I didn’t notice this at all for the first few days that I was working there, I felt comfortable where I was- granted they’re not Manly Men, being a mixture of gap year students and middle aged dad types- but when I noticed the people coming downstairs at break times it was weird. I get uncomfortable around feminine girls, and the majority of those upstairs are just that. I wonder what they think, if they pity me for being the only one working with a bunch of guys, or for being stuck on a production line while they work in an office but then I’m like…that really doesn’t matter. I like it. I feel more comfortable than I would surrounded by them.

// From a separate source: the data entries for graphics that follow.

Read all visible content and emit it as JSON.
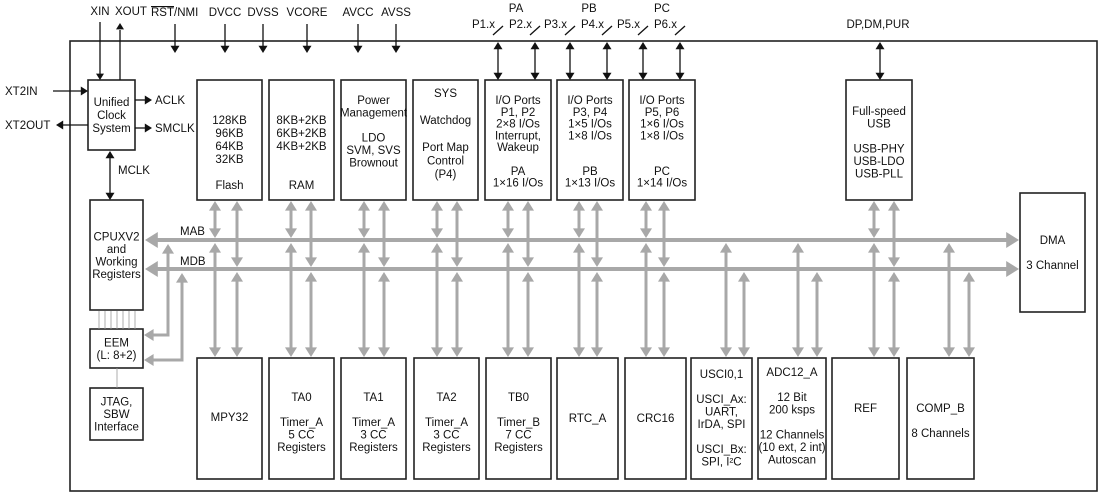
{
  "pins_top": {
    "xin": "XIN",
    "xout": "XOUT",
    "rst": "RST",
    "rst_suffix": "/NMI",
    "dvcc": "DVCC",
    "dvss": "DVSS",
    "vcore": "VCORE",
    "avcc": "AVCC",
    "avss": "AVSS",
    "pa": "PA",
    "pb": "PB",
    "pc": "PC",
    "p1": "P1.x",
    "p2": "P2.x",
    "p3": "P3.x",
    "p4": "P4.x",
    "p5": "P5.x",
    "p6": "P6.x",
    "usb_pins": "DP,DM,PUR"
  },
  "pins_side": {
    "xt2in": "XT2IN",
    "xt2out": "XT2OUT",
    "aclk": "ACLK",
    "smclk": "SMCLK",
    "mclk": "MCLK"
  },
  "buses": {
    "mab": "MAB",
    "mdb": "MDB"
  },
  "blocks": {
    "clock": [
      "Unified",
      "Clock",
      "System"
    ],
    "flash": [
      "128KB",
      "96KB",
      "64KB",
      "32KB",
      "",
      "Flash"
    ],
    "ram": [
      "8KB+2KB",
      "6KB+2KB",
      "4KB+2KB",
      "",
      "",
      "RAM"
    ],
    "power": [
      "Power",
      "Management",
      "",
      "LDO",
      "SVM, SVS",
      "Brownout"
    ],
    "sys": [
      "SYS",
      "",
      "Watchdog",
      "",
      "Port Map",
      "Control",
      "(P4)"
    ],
    "pa": [
      "I/O Ports",
      "P1, P2",
      "2×8 I/Os",
      "Interrupt,",
      "Wakeup",
      "",
      "PA",
      "1×16 I/Os"
    ],
    "pb": [
      "I/O Ports",
      "P3, P4",
      "1×5 I/Os",
      "1×8 I/Os",
      "",
      "",
      "PB",
      "1×13 I/Os"
    ],
    "pc": [
      "I/O Ports",
      "P5, P6",
      "1×6 I/Os",
      "1×8 I/Os",
      "",
      "",
      "PC",
      "1×14 I/Os"
    ],
    "usb": [
      "Full-speed",
      "USB",
      "",
      "USB-PHY",
      "USB-LDO",
      "USB-PLL"
    ],
    "cpu": [
      "CPUXV2",
      "and",
      "Working",
      "Registers"
    ],
    "eem": [
      "EEM",
      "(L: 8+2)"
    ],
    "jtag": [
      "JTAG,",
      "SBW",
      "Interface"
    ],
    "dma": [
      "DMA",
      "",
      "3 Channel"
    ],
    "mpy": [
      "MPY32"
    ],
    "ta0": [
      "TA0",
      "",
      "Timer_A",
      "5 CC",
      "Registers"
    ],
    "ta1": [
      "TA1",
      "",
      "Timer_A",
      "3 CC",
      "Registers"
    ],
    "ta2": [
      "TA2",
      "",
      "Timer_A",
      "3 CC",
      "Registers"
    ],
    "tb0": [
      "TB0",
      "",
      "Timer_B",
      "7 CC",
      "Registers"
    ],
    "rtc": [
      "RTC_A"
    ],
    "crc": [
      "CRC16"
    ],
    "usci": [
      "USCI0,1",
      "",
      "USCI_Ax:",
      "UART,",
      "IrDA, SPI",
      "",
      "USCI_Bx:",
      "SPI, I²C"
    ],
    "adc": [
      "ADC12_A",
      "",
      "12 Bit",
      "200 ksps",
      "",
      "12 Channels",
      "(10 ext, 2 int)",
      "Autoscan"
    ],
    "ref": [
      "REF"
    ],
    "comp": [
      "COMP_B",
      "",
      "8 Channels"
    ]
  }
}
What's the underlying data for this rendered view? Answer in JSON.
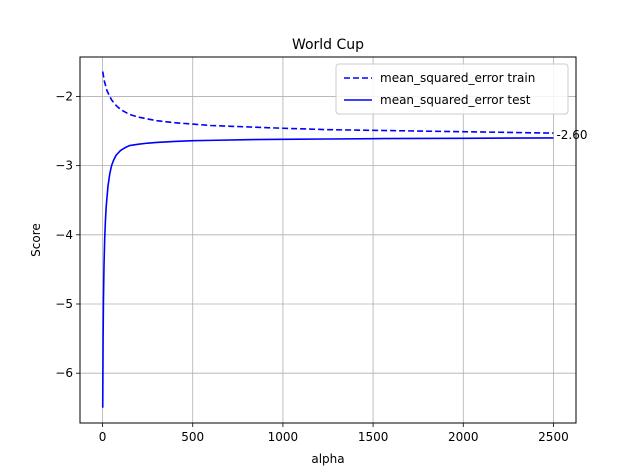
{
  "chart_data": {
    "type": "line",
    "title": "World Cup",
    "xlabel": "alpha",
    "ylabel": "Score",
    "xlim": [
      -125,
      2625
    ],
    "ylim": [
      -6.72,
      -1.43
    ],
    "xticks": [
      0,
      500,
      1000,
      1500,
      2000,
      2500
    ],
    "xtick_labels": [
      "0",
      "500",
      "1000",
      "1500",
      "2000",
      "2500"
    ],
    "yticks": [
      -6,
      -5,
      -4,
      -3,
      -2
    ],
    "ytick_labels": [
      "−6",
      "−5",
      "−4",
      "−3",
      "−2"
    ],
    "grid": true,
    "legend_position": "top-right",
    "series": [
      {
        "name": "mean_squared_error train",
        "color": "#0000ff",
        "style": "dashed",
        "x": [
          1,
          10,
          25,
          50,
          75,
          100,
          150,
          200,
          300,
          400,
          500,
          600,
          800,
          1000,
          1250,
          1500,
          1750,
          2000,
          2250,
          2500
        ],
        "y": [
          -1.64,
          -1.78,
          -1.92,
          -2.05,
          -2.13,
          -2.19,
          -2.26,
          -2.3,
          -2.35,
          -2.38,
          -2.4,
          -2.42,
          -2.44,
          -2.46,
          -2.48,
          -2.49,
          -2.5,
          -2.51,
          -2.52,
          -2.53
        ]
      },
      {
        "name": "mean_squared_error test",
        "color": "#0000ff",
        "style": "solid",
        "x": [
          1,
          3,
          5,
          8,
          12,
          16,
          20,
          25,
          30,
          40,
          50,
          60,
          75,
          100,
          125,
          150,
          200,
          250,
          300,
          400,
          500,
          600,
          800,
          1000,
          1250,
          1500,
          1750,
          2000,
          2250,
          2500
        ],
        "y": [
          -6.5,
          -5.5,
          -4.95,
          -4.45,
          -4.05,
          -3.8,
          -3.6,
          -3.45,
          -3.3,
          -3.12,
          -3.0,
          -2.93,
          -2.85,
          -2.78,
          -2.74,
          -2.71,
          -2.69,
          -2.675,
          -2.665,
          -2.65,
          -2.64,
          -2.635,
          -2.625,
          -2.62,
          -2.615,
          -2.61,
          -2.607,
          -2.605,
          -2.602,
          -2.6
        ]
      }
    ],
    "annotations": [
      {
        "text": "-2.60",
        "x": 2500,
        "y": -2.6
      }
    ]
  }
}
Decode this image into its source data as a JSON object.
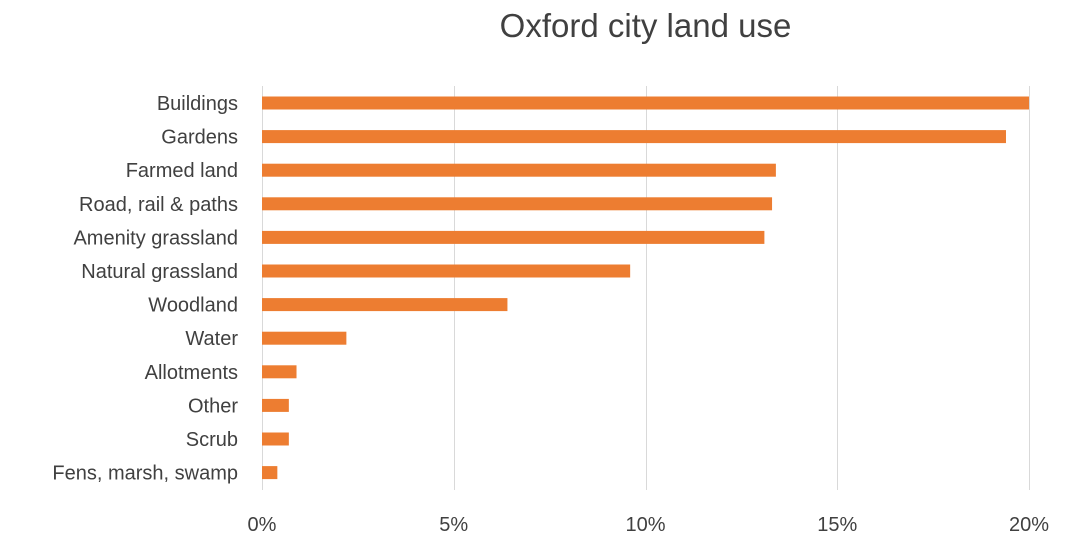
{
  "chart_data": {
    "type": "bar",
    "orientation": "horizontal",
    "title": "Oxford city land use",
    "xlabel": "",
    "ylabel": "",
    "categories": [
      "Buildings",
      "Gardens",
      "Farmed land",
      "Road, rail & paths",
      "Amenity grassland",
      "Natural grassland",
      "Woodland",
      "Water",
      "Allotments",
      "Other",
      "Scrub",
      "Fens, marsh, swamp"
    ],
    "values": [
      20.0,
      19.4,
      13.4,
      13.3,
      13.1,
      9.6,
      6.4,
      2.2,
      0.9,
      0.7,
      0.7,
      0.4
    ],
    "xlim": [
      0,
      20
    ],
    "xticks": [
      0,
      5,
      10,
      15,
      20
    ],
    "xtick_labels": [
      "0%",
      "5%",
      "10%",
      "15%",
      "20%"
    ],
    "grid": "vertical",
    "legend": "none",
    "bar_color": "#ED7D31",
    "gridline_color": "#d9d9d9",
    "text_color": "#404040"
  }
}
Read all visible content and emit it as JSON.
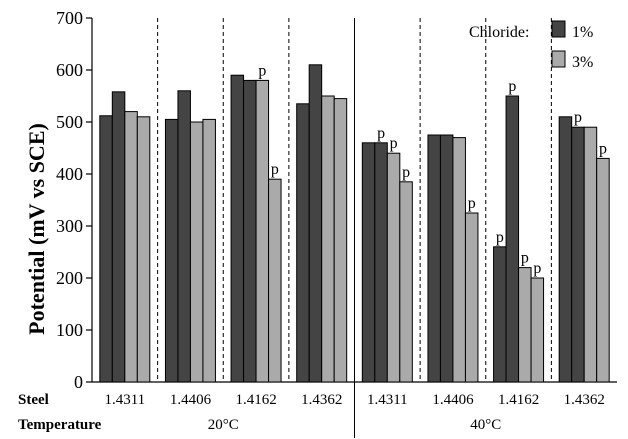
{
  "chart_data": {
    "type": "bar",
    "ylabel": "Potential (mV vs SCE)",
    "ylim": [
      0,
      700
    ],
    "yticks": [
      0,
      100,
      200,
      300,
      400,
      500,
      600,
      700
    ],
    "legend": {
      "title": "Chloride:",
      "entries": [
        {
          "label": "1%",
          "color": "#444444"
        },
        {
          "label": "3%",
          "color": "#aaaaaa"
        }
      ],
      "placement": "top-right"
    },
    "row_labels": {
      "steel": "Steel",
      "temperature": "Temperature"
    },
    "groups": [
      {
        "steel": "1.4311",
        "temperature": "20°C",
        "values": [
          512,
          558,
          520,
          510
        ],
        "labels": [
          "",
          "",
          "",
          ""
        ]
      },
      {
        "steel": "1.4406",
        "temperature": "20°C",
        "values": [
          505,
          560,
          500,
          505
        ],
        "labels": [
          "",
          "",
          "",
          ""
        ]
      },
      {
        "steel": "1.4162",
        "temperature": "20°C",
        "values": [
          590,
          580,
          580,
          390
        ],
        "labels": [
          "",
          "",
          "p",
          "p"
        ]
      },
      {
        "steel": "1.4362",
        "temperature": "20°C",
        "values": [
          535,
          610,
          550,
          545
        ],
        "labels": [
          "",
          "",
          "",
          ""
        ]
      },
      {
        "steel": "1.4311",
        "temperature": "40°C",
        "values": [
          460,
          460,
          440,
          385
        ],
        "labels": [
          "",
          "p",
          "p",
          "p"
        ]
      },
      {
        "steel": "1.4406",
        "temperature": "40°C",
        "values": [
          475,
          475,
          470,
          325
        ],
        "labels": [
          "",
          "",
          "",
          "p"
        ]
      },
      {
        "steel": "1.4162",
        "temperature": "40°C",
        "values": [
          260,
          550,
          220,
          200
        ],
        "labels": [
          "p",
          "p",
          "p",
          "p"
        ]
      },
      {
        "steel": "1.4362",
        "temperature": "40°C",
        "values": [
          510,
          490,
          490,
          430
        ],
        "labels": [
          "",
          "p",
          "",
          "p"
        ]
      }
    ],
    "temperature_labels": [
      "20°C",
      "40°C"
    ],
    "bar_colors": [
      "#444444",
      "#444444",
      "#aaaaaa",
      "#aaaaaa"
    ]
  }
}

I do feel kind of excluded though. Not in a nobody-talks-to-me kind of way, because they do and they’re very nice, but more of a they-treat-me-like-i’m-delicate type way. Its little things, I’ll get a smile and a thumbs up as my boss walks past or the people I work with will look concerned when I go towards them to ask them a question- which they don’t do for anyone else. I wonder if they feel weird with me being there.

Some people have a job that needs them to move around the room carrying or preparing boxes, so its easy to have conversations in passing. If our machine jams (which it does a lot), while its being fixed we have nothing to do, so the guy working next to me tends to wander about and chat to other people as they work. He went home early today and the machine jammed for an unusually long amount of time so we were told to take 5. I wandered over to other people, exchanged a few words. The general feeling I got was friendliness from the ‘dads’ and wariness from the students, like I had an ulterior motive and didn’t just want a chat.

Its nice now I’ve been there for over a week that they’re starting to include me in their banter. I think the combination of me being shy and knowing (or at least thinking) that they see me as the odd one out has made this harder than it needed to be in terms of holding a conversation. Also I haven’t been talking much because of my voice. Being surrounded by voices of a lower pitch than my own has made me far more conscious of how it sounds, which in turn makes me nervous and causes it to go higher (which is so counterproductive, thanks self).

Overall I’m pretty happy, the people are nice but I think I might be making myself the outsider by thinking that they think of me as one. A couple of people are leaving this week and I’m sort of hoping that they aren’t replaced by girls because they make me uncomfortable in a whole different way.